Yuan Lin, Guo Le-Hang, Yuan Chang-An, Zhang You-Hua, Han Kyungsook, Nandi Asoke, Honig Barry, Huang De-Shuang
IEEE/ACM Trans Comput Biol Bioinform. 2018 Aug 23. doi: 10.1109/TCBB.2018.2866836.
Underlying a cancer phenotype is a specific gene regulatory network that represents the complex regulatory relationships between genes. However, it remains a challenge to find cancer-related gene regulatory network because of insufficient sample sizes and complex regulatory mechanisms in which gene is influenced by not only other genes but also other biological factors. With the development of high-throughput technologies and the unprecedented wealth of multi-omics data give us a new opportunity to design machine learning method to investigate underlying gene regulatory network. In this paper, we propose an approach, which use biweight midcorrelation to measure the correlation between factors and make use of nonconvex penalty based sparse regression for gene regulatory network inference (BMNPGRN). BMNCGRN incorporates multi-omics data (including DNA methylation and copy number variation) and their interactions in gene regulatory network model. The experimental results on synthetic datasets show that BMNPGRN outperforms popular and state-of-the-art methods (including DCGRN, ARACNE and CLR) under false positive control. Furthermore, we applied BMNPGRN on breast cancer (BRCA) data from The Cancer Genome Atlas database and provided gene regulatory network.

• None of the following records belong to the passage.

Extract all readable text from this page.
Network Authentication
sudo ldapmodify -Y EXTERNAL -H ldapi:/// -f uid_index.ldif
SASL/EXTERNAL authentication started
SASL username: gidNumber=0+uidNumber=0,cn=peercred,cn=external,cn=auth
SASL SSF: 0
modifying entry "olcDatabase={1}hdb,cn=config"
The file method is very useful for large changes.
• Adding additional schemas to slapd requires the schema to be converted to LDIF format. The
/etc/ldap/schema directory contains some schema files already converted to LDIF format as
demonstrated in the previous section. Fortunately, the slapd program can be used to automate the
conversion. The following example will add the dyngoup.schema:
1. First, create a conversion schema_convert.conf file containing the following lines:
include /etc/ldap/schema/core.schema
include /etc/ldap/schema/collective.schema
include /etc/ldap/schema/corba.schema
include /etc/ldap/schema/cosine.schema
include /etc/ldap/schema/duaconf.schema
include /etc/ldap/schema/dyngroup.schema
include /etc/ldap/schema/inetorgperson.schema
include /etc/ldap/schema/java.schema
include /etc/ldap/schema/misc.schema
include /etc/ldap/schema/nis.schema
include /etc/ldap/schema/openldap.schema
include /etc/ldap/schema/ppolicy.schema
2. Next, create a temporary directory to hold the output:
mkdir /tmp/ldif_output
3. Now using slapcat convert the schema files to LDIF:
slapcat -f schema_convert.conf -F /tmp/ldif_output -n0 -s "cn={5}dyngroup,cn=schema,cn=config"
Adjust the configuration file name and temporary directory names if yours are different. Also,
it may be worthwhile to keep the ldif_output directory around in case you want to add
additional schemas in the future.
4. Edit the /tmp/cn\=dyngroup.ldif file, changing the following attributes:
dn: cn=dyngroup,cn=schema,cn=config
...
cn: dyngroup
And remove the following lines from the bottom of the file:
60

癌症表型的基础是一个特定的基因调控网络,它代表了基因之间复杂的调控关系。然而,由于样本量不足以及复杂的调控机制(基因不仅受其他基因影响,还受其他生物因素影响),找到与癌症相关的基因调控网络仍然是一项挑战。随着高通量技术的发展以及前所未有的多组学数据财富,为我们设计机器学习方法来研究潜在的基因调控网络提供了新机会。在本文中,我们提出了一种方法,该方法使用双权中相关来衡量因素之间的相关性,并利用基于非凸惩罚的稀疏回归进行基因调控网络推断(BMNPGRN)。BMNCGRN在基因调控网络模型中纳入了多组学数据(包括DNA甲基化和拷贝数变异)及其相互作用。在合成数据集上的实验结果表明,在误报控制下,BMNPGRN优于流行的和最新的方法(包括DCGRN、ARACNE和CLR)。此外,我们将BMNPGRN应用于来自癌症基因组图谱数据库的乳腺癌(BRCA)数据,并提供了基因调控网络。